Former U.S. soccer player passes knowledge to youths at clinic

January 03, 1995|By Alisa Samuels | Alisa Samuels,Sun Staff Writer

Former U.S. National Soccer Team player Desmond Armstrong traveled the globe playing against and with some of the world's best players. Last week, he showed 100 local youngsters what some of his opponents would love to see -- tricks behind some of his best moves.

The 30-year-old athlete gave a weeklong soccer clinic for the youngsters at Volleyball House Inc. on Gateway Drive in Columbia. The boys and girls, ages 7 to 14, paid $100 for the camp. Some who have played for a long time want to become professional players, while others just registered to learn something new.

Mr. Armstrong, who still lives in Columbia, said he gave the camp to help young soccer fans in the community where he was introduced to the sport. He played soccer for Howard High School and local teams.

Grouped according to age and skill level, the youngsters did 15-minute warm-ups and then proceeded to their different exercises.

During the "checkback" passing exercise, 12 youngsters ran and tapped a soccer ball with one foot, passing it to a partner and --ing back toward an orange cone, repeating the maneuver.

"Don't stop the ball; move it to the side," Mr. Armstrong coached one boy.

Later Mr.

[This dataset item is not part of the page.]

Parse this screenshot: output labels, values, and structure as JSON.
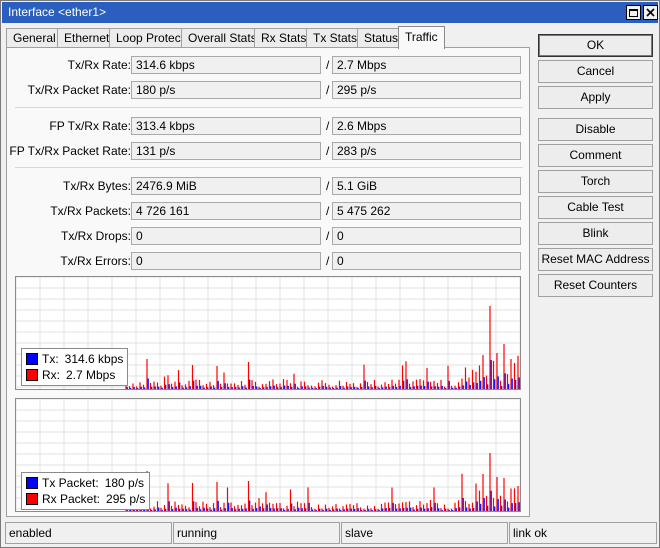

Armstrong, a member of the 1990 U.S. World Cup team and the 1988 U.S. Olympic team, demonstrated how to drag and control the ball. The youngsters did their best to do the same, but some balls went astray.

The purpose of the camp was to emphasize the basics of soccer -- trapping, passing and shooting. "What we've found is kids who have played for a number of years still haven't mastered the basics," said Mr. Armstrong, who went to his first soccer camp at age 11.

"Before you can shoot the ball, which is what everybody likes to do -- the glory -- you have to control the ball," said Jay D. Goldstein, vice president of marketing and sponsorships for Amateur Sports Group, which helped Mr. Armstrong coordinate the camp.

The youngsters also learned agility, accuracy, teamwork and communication.

Mr. Armstrong, in 1987 the first black to become a member of the U.S. National Soccer Team, started the camps four years ago to help youngsters in Maryland and neighboring states improve their soccer skills. Last week's camp was his first in Columbia in three years; the first was a summer camp in 1991.

Soccer players Dante Washington and Darryl Gee and Washington Warthogs captain Troy Snyder assisted Mr. Armstrong last week. The Continental Indoor Soccer League team co-sponsored the camp, Mr. Armstrong's first winter camp.

In an area where the older youngsters were practicing, Kenny Sanchez kicked the ball toward a goal.

The exercise was fun and educational, said Kenny, a Parkland Middle School eighth-grader who wants to be a professional soccer player. "The coaches are nice to you and teach you what you did wrong to help you make it better."

Desmond Armstrong said Howard County is an excellent place for his camp. For years, the county has been a hotbed for soccer, supported strongly by the Soccer Association of Columbia. The soccer group has nearly 4,000 youngsters enrolled.

Soccer is popular because anyone can play, Mr. Armstrong said.

"It doesn't take the greatest athlete to play, just your desire," he said. "You don't have to be tall . . . size isn't the major factor. You can [get] around that. That's the beauty behind that.

"It's improvisation at its best," he said.